JH: I tried not to calibrate it! Although having said that I created as many different scenarios as possible to reflect the development of their relationship in a shorthand form. The sequence where she takes him shopping for swim trunks was written but not the pool afterwards. Helena and Harry were so playful and funny together it was a case of setting the scene and then letting them take off within it. There was a sense of panic from producers about the rain but I felt that could only work to our advantage. Scottish rain on the water, butlers in morning suits holding umbrellas and dry towels while keeping their eyes carefully averted. I really wanted to let these two actors play and delight in experiencing each other.
In Harry Treadaway, we discovered an actor who was prepared to be vulnerable and in love – truly in love – with her. I wanted it to feel heady and free and yet dangerous – not in a societal sense of “danger” (although that was a factor) – but a true affair of the heart. Regardless of what anyone else may have thought, Margaret and Roddy were kindred spirits. Flirtatious, outrageous, funny. He “got” her and was prepared to be himself with her no matter what. And she loved him for that. He let her know she was wanted by him. And with him Margaret was truly fearless too and allowed herself to be vulnerable—to open up to someone. Drinking the champagne by the pool—not a prop Harry discovered!—diving into the ocean to make her laugh—the sheer connection of the two of them making love—that sequence was one of the first things we shot and I was working with the cinematographer Adriano Goldman for the first time that day. Turning around to see him at the monitor with tears in his eyes made me realize how lucky I was to be working with someone so sensitive to what I was hoping to achieve. He understood the tenderness between these two.
AD: I love the scene between Elizabeth and Harold Wilson when he resigns and they make plans for future meetings. Tell me about the ease in that scene between them.
JH: This was all about the trust the two actors had in each other. Jason and Olivia and I discussed Wilson’s Alzheimer’s—the idea that everything was oddly familiar to him and yet nothing was quite right. And the notion that there can be moments of real clarity for people with the disease—Jason captured this so perfectly when he made the choice to smile at the Queen right after he’d told her about his condition. It broke Olivia (in the best way) and she and I spoke afterwards about the poignancy and brilliance of his choice in that moment.
And we also spoke about the fact that they had earned their farewell. This wasn’t to be rushed or pushed through. These two characters had started out at such odds—he never expected to fall for her, to truly admire her, but by the end he did and she him. But the moment of that final goodbye, Wilson’s last “your majesty”—that floored Olivia the way that Jason played it. His respect, his love for his queen—she was taken entirely outside her careful carapace.

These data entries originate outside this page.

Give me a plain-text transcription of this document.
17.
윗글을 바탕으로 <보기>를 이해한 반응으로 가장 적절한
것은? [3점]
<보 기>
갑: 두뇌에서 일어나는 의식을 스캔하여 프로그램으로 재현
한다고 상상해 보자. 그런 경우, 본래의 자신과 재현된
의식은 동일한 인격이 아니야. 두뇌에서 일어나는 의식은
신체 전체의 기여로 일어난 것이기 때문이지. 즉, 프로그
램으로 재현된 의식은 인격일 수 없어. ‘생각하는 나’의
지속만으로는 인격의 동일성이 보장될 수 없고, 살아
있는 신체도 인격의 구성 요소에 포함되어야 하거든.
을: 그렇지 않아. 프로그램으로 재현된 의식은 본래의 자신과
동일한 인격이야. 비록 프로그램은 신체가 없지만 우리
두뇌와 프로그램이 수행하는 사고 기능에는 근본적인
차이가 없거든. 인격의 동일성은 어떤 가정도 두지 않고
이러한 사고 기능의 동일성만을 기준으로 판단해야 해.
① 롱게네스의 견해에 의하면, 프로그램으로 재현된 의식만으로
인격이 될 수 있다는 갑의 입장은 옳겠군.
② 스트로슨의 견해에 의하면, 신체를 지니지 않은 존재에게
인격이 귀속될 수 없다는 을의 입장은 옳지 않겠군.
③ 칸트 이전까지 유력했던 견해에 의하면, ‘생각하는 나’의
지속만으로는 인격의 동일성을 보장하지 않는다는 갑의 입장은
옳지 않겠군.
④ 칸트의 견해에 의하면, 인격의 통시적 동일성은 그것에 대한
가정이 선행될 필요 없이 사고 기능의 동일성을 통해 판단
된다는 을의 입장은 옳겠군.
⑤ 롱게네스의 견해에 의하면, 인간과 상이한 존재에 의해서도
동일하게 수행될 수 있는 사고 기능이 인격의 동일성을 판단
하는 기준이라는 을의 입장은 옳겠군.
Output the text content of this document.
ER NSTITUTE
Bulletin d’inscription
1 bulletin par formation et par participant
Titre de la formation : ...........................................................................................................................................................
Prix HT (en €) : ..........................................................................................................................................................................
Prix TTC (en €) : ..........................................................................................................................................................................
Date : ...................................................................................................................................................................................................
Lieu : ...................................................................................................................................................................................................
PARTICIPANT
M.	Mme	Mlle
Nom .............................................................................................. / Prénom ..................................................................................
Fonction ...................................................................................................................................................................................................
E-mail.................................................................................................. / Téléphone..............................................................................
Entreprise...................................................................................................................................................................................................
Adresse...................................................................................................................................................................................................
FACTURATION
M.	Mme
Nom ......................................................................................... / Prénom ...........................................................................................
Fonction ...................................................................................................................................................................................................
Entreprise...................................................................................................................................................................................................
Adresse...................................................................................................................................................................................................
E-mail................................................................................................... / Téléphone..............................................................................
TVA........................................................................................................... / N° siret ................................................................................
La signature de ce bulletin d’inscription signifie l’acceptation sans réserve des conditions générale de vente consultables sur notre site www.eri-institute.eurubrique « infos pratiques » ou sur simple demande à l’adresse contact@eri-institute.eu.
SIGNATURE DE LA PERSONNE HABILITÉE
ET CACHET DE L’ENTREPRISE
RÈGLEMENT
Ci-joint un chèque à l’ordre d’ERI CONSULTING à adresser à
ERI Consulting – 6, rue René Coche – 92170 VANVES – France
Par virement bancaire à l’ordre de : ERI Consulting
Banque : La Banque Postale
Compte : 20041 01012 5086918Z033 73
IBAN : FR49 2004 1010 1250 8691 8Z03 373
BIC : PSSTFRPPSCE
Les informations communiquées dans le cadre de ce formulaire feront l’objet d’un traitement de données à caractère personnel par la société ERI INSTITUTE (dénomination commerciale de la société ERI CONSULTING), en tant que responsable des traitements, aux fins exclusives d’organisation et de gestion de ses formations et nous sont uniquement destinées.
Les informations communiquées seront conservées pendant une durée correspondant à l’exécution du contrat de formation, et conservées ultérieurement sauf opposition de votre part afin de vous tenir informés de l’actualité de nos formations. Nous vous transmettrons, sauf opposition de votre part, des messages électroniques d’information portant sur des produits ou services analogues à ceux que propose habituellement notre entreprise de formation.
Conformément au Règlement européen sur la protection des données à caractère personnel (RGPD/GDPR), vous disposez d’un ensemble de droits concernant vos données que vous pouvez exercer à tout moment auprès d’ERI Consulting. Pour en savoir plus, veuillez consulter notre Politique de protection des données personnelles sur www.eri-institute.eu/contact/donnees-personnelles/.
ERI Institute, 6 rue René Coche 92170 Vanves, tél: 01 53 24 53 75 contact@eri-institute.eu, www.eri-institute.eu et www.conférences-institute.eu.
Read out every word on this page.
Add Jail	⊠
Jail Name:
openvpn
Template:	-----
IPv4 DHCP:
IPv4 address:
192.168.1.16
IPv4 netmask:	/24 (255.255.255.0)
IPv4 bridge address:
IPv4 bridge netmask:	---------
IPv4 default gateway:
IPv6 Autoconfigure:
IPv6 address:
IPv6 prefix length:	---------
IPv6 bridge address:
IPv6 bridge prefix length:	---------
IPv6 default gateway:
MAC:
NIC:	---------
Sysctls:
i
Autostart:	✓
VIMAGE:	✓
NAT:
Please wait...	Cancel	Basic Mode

AD: In the final moments, Margaret reminds Elizabeth of the importance of her role and the weight of her duty. What did you tell Olivia for that final moment where Elizabeth finds herself in the carriage looking back through the window?
JH: We talked about the weight and loneliness of duty, that she alone must go forward regardless of how she felt at that moment in time. And that the memory of her sister’s desperate act sat heavily within her still. she felt raw, exposed, uncertain and yet she has always understood her destiny, her role, and accepted it. But in this particular moment it was particularly tough for her. She was aware of the price those she loved also paid for both the privilege and destiny of her as Monarch. Sometimes you just don’t feel up to facing “your public.”
The Crown is streaming now on Netflix. Season 4 will premiere on November 15.